A review by notliable
The Man Who Fell in Love with the Moon by Tom Spanbauer

3.0

Shed, short for Out-In-The-Shed, leaves his hometown of Excellent, Idaho in order to find out the meaning of his true name and what his identity is. In The Man Who Fell in Love with the Moon, Tom Spanbauer tries to create a bastardized bildungsroman where a character keeps growing and finding out more about themselves even after they return from leaving their hometown. The book is based off of Shed's quest for identity that is never truly over or completely understood.

Throughout the journey, Shed lives and interacts with characters like Ida Richilieau, who owns her own brothel and loves talking about dicks, and Dellwood Barker, who believes in the power of semen retention. The reader is never quite sure who Shed is going to meet and how Shed is going to react with them. He is a lovable and unpredictable character who's storyline will lead the reader into utter disbelief.

Spanbauer does a good job at being sexually inclusive with sexual experiences of all forms. As a gay man himself, he normalizes varying sexualities to a point where they are an add-on to the main plot instead of a major plot feature.
The same cannot be said in his use of varying ethnicities.
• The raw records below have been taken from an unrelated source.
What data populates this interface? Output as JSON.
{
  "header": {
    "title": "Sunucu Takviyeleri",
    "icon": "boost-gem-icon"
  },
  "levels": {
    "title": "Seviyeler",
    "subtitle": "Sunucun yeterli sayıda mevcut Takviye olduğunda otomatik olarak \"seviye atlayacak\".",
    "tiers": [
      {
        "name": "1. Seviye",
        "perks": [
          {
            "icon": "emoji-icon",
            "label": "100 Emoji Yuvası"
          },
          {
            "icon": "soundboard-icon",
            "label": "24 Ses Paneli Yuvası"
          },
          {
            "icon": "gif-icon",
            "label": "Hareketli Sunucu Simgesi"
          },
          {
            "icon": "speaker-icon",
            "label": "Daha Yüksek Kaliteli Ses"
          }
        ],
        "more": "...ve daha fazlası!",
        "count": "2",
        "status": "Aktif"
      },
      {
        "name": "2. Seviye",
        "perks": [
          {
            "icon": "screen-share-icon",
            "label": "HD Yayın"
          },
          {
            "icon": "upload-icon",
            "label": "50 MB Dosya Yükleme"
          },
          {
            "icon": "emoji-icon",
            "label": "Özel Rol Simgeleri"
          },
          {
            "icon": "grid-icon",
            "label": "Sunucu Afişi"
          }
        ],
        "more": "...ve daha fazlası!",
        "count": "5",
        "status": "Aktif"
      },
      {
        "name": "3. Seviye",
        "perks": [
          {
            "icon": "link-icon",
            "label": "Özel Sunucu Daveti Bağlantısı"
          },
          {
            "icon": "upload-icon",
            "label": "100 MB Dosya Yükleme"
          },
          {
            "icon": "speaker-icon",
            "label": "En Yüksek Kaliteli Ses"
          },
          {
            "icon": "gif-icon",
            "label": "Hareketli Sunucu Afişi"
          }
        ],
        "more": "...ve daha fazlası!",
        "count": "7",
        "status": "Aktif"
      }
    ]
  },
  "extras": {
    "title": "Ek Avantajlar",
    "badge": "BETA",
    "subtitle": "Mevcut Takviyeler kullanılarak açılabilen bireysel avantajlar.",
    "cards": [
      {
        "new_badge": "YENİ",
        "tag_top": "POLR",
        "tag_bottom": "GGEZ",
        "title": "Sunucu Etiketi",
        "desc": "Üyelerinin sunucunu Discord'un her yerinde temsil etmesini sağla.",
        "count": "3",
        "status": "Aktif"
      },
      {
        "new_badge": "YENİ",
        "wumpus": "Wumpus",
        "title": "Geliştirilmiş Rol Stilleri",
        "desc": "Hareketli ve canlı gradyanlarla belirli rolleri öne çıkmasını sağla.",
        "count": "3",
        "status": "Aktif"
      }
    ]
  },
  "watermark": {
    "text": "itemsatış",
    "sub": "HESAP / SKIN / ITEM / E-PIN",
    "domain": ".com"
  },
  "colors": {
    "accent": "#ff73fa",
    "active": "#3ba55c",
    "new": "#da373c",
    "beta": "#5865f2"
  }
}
When the Wisdom Brothers come into town, they are characterized with stereotypical vernacular, subpar intelligence, and large dicks. The Wisdom Brothers run a minstrel show where they, as black men put, on black face and sing spirituals. One scene depicts the Wisdom Brothers putting black paint all over Shed's body in a night of drunken debauchery. With the introduction of the Wisdom Brothers, the town of Excellent, Idaho does get a reason to have a war between the religious Mormons and the illicit brothel Ida owns. Because of this war between "good" and "evil," these brothers do have a reason to be in the plot. However, the inclusion of black face and their depiction in the plot seems only to be written because its over-the-top and unexpected. With a book that has been unexpected and radical at every turn, the inclusion of racialized images, within a book not about this ethnic identity, seems crass. It's inclusion seems like Spanbauer wanted something controversial to end his book with instead of trying to accurately depict a group of people. After reading scenes with the Wisdom Brothers in them, the reader wonders was this racialized imagery even necessary.

The book, in general, is an entertaining read because of the absurdity of the plot and the unexpectedness of the ending. It is inclusive to those that are LGBTQA, but not of those of varying ethnicities. I recommend this book to those that like plot-twists and want an ending they would never have guessed. I do not recommend this book to those that want to read a book that accurately and authentically represents people of varying ethnicities.